The Birmingham group’s work has changed the minds of several previously pro-clathrate scientists. One such expert, the geoscientist Lee Kump of Pennsylvania State University, called the new study “compelling evidence” that the North Atlantic Igneous Province is “the trigger for, and main mechanism of, carbon emission during the PETM. Methane clathrate involvement is not needed.” Similarly, James Zachos of the University of California, Santa Cruz, who discovered some of the earliest evidence for the PETM and formerly attributed the event to methane clathrates, said he now sees igneous activity as “the trigger and main source of carbon.” Appy Sluijs of Utrecht University agreed: “Volcanism could certainly have triggered the event.”
Clathrates or permafrost may have amplified the warming, they say, but the new study strongly suggests that igneous activity dominated.
In contrast, Richard Zeebe of the University of Hawaii, Manoa stands by his previous opinion that the PETM and later warm episodes coincided with times when Earth’s orbit around the sun would have delivered extra solar warmth. “The PETM is part of a long series of hyperthermals,” he said, “and invoking a special trigger for one — say volcanism for the PETM — but not for all others seems illogical.”
Other scientists say those subsequent hyperthermals are just the normal orbital drumbeat found in sediments throughout geological time, whereas the PETM was twice as big, much more abrupt, and out of sync with orbits, indicating a different cause.
Confirmation of the igneous origin of the PETM has important implications for modern climate change.

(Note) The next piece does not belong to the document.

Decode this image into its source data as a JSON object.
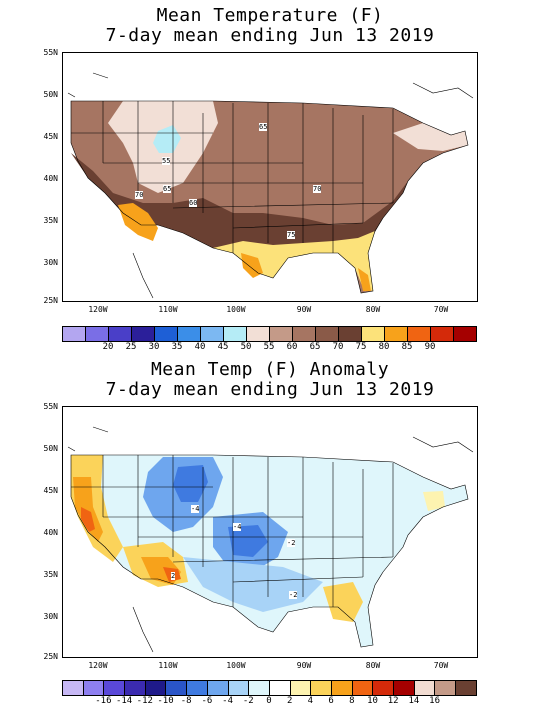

For instance, it jibes with just-published work that concludes that methane clathrates and permafrost probably won’t contribute as much to future warming as some scientists have feared. The findings about the PETM also suggest that our understanding of how the planet responds to large additions of carbon is broadly reliable through the last 60 million years and into the future.
But in the short term, we’re in uncharted territory. Even though far more carbon was emitted during the PETM than we are likely to emit, its multi-millennial timeframe gave Earth’s processes time to work against it, avoiding more extreme warming.
“It’s over an order of magnitude faster — what we are doing today — compared to the peak of the PETM,” said Greene.